I cannot remember which Christmas it was that my mom gave me this soft red housecoat. I know I've had it since Lucy was little. It came with matching red slippers that were amazing (but are now in a landfill somewhere). I don't know when I've washed it last. Yesterday, Roger told me I had baby vomit all over the left sleeve. I shook my head and corrected him with, "No...that's been there for a while. I don't know what it is." However, I investigated it closer later last night and I am almost eight-nine percent positive that it's the remnants of homemade salt dough...though I'm not sure why I was making salt dough wearing my bulky red housecoat.

My housecoat smells a little.

It has the faint scent of my perfume on it...

...the natural smell of my hair (and by "natural" I mean "unwashed")...

...it smells like milk. My milk...

It doesn't smell like baby spit-up. But now that I have publicly declared that, London will be sure to christen it with a tidal wave of half-way digested milk.

It smells a little like sweat. I mean...it just does. And why shouldn't it?

But if it could talk, it might say these things:

1. It does not matter if you wear me all day, so long as you were a good mom while wearing me.

2. I'm sorry you had to discover the baby had a blowout only after lifting your hand to brush hair off your face and wondering why your hand was all wet. It. Was. Poo. And now it's smeared across your face. I won't tell anyone.

3. Don't worry about your post-baby body. It is the body of a mother and I will always fit around it, even when it is nine months pregnant. Of course, wearing me then might make you look like Mrs. Claus, but I will fit you. That's what matters.

4. Wear me and read a book in bed when you need to escape. Just. Make. It. Happen.

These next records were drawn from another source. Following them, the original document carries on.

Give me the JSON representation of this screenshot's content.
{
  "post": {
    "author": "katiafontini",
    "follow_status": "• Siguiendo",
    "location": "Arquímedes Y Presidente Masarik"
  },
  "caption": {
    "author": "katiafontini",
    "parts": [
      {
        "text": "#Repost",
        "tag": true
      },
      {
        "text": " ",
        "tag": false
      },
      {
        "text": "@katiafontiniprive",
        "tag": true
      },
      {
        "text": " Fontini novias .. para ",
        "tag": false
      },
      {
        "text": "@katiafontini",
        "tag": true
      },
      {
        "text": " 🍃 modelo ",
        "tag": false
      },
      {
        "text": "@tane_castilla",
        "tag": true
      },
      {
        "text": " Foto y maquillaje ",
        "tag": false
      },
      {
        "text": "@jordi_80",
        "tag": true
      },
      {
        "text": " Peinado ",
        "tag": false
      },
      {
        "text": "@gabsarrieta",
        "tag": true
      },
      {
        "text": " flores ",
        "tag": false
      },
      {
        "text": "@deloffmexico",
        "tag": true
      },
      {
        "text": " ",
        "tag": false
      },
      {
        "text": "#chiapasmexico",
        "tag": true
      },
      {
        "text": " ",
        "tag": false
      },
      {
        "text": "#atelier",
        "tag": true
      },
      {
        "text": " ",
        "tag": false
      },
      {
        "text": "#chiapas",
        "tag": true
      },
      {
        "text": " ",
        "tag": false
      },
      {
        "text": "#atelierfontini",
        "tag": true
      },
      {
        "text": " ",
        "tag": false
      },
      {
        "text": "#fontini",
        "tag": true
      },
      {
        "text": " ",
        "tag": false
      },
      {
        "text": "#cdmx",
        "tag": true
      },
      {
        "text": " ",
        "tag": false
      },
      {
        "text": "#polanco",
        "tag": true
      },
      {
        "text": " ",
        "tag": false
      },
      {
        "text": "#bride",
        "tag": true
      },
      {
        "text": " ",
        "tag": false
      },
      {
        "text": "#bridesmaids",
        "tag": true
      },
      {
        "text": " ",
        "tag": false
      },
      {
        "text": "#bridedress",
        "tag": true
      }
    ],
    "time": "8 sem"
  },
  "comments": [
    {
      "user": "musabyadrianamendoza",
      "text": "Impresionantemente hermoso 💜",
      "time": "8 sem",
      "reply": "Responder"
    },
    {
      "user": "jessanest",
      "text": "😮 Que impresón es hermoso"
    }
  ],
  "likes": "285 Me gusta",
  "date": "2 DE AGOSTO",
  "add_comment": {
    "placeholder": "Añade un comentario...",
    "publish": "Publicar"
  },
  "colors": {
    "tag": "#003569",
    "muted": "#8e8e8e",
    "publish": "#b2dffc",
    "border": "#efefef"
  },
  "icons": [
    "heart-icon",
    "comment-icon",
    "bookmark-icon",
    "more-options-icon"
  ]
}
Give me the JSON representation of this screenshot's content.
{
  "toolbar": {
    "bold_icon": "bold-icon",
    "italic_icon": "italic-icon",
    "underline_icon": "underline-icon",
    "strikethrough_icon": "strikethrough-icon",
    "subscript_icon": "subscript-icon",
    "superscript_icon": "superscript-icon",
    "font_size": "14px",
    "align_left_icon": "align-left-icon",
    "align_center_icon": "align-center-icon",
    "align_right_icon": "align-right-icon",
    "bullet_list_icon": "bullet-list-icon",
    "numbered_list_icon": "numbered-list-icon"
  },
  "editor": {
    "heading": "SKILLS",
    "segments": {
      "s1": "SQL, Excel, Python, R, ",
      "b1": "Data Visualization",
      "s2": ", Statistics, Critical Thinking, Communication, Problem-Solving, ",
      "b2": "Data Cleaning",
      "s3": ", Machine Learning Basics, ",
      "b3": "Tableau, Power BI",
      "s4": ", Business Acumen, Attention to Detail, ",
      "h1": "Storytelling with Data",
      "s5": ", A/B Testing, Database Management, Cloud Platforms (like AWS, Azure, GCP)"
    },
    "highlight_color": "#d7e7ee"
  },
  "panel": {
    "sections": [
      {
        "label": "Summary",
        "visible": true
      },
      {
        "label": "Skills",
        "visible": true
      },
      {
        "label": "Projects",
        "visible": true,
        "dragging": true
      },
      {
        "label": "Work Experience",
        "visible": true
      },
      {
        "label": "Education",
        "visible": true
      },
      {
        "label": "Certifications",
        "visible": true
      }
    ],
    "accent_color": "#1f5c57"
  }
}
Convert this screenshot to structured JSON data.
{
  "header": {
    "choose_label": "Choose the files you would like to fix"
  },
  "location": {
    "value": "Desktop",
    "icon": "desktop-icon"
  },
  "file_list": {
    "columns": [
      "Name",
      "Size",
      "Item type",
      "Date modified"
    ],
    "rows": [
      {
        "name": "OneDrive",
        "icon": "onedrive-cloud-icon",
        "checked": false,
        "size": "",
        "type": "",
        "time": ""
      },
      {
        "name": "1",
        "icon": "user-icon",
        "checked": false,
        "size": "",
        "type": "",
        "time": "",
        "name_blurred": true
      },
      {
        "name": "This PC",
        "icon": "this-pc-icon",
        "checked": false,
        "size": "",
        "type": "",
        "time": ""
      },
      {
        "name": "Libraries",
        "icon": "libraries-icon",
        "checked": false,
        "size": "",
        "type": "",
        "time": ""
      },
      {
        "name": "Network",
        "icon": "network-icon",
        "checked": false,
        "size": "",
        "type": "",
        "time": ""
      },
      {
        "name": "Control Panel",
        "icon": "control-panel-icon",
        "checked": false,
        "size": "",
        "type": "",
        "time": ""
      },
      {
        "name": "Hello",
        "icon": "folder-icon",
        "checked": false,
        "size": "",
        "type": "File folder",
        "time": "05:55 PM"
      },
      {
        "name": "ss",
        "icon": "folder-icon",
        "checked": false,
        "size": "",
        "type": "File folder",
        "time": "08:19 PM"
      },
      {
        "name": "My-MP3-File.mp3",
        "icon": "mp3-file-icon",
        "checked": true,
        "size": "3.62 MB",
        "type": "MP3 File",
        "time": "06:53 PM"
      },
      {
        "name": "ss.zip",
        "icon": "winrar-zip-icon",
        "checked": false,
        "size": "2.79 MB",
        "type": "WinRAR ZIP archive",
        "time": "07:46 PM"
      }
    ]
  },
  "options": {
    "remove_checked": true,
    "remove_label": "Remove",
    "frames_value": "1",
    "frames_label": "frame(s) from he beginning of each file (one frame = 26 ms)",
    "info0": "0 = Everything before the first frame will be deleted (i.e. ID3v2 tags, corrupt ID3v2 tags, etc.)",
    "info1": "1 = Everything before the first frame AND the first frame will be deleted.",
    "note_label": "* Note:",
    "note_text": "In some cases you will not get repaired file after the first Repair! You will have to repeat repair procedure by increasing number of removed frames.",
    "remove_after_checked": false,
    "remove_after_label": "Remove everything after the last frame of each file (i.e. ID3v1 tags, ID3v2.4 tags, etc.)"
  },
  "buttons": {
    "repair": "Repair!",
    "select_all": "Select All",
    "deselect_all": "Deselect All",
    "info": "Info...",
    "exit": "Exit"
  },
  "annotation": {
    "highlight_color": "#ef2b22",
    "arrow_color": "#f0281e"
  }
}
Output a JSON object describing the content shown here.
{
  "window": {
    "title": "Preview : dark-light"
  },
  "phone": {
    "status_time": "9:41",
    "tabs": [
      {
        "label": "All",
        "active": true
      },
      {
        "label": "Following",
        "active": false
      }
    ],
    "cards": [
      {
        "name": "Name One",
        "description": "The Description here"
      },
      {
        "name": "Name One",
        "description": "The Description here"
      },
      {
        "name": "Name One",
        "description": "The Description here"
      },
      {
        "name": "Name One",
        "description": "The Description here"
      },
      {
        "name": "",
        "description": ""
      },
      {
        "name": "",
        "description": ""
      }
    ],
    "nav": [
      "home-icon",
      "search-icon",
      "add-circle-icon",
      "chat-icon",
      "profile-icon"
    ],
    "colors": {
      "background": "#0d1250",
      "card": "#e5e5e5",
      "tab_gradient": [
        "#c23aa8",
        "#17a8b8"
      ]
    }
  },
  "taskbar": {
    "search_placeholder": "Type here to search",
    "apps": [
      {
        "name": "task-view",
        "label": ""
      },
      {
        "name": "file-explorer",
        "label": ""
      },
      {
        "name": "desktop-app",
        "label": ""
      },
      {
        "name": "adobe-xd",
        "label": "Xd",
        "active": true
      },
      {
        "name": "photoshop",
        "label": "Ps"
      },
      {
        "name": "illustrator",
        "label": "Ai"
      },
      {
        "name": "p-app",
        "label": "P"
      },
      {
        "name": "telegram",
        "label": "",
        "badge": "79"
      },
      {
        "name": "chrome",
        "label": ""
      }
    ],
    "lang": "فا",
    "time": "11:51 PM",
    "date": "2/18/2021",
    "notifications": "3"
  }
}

5. I promise never to tell anyone how many Oreos you eat when the babies go to bed. It's our secret.

6. I know that they don't listen well, but don't yell at the kiddos. One day...they'll start listening. Maybe. And if not, still promise not to tell anyone about locking yourself in the pantry and binging on the Oreos.

7. I am not sexy. Do NOT wear me as lingerie.

8. Shop for lingerie. Unless you don't want more children...

9. You can write so many novels while wearing me. I make the brain work a little better. It's the snuggles.

10. I always feel better on you than blue jeans. And that's okay. But DO NOT wear me out of the house.


Yep. I think that's what my housecoat would say if it could speak. And if it could speak, it would speak to me in Tyrone Power's voice as Jamie Boy the devilish pirate. Oh...yes. It would.



PS: I washed my housecoat. I shouldn't have. Now it smells bad.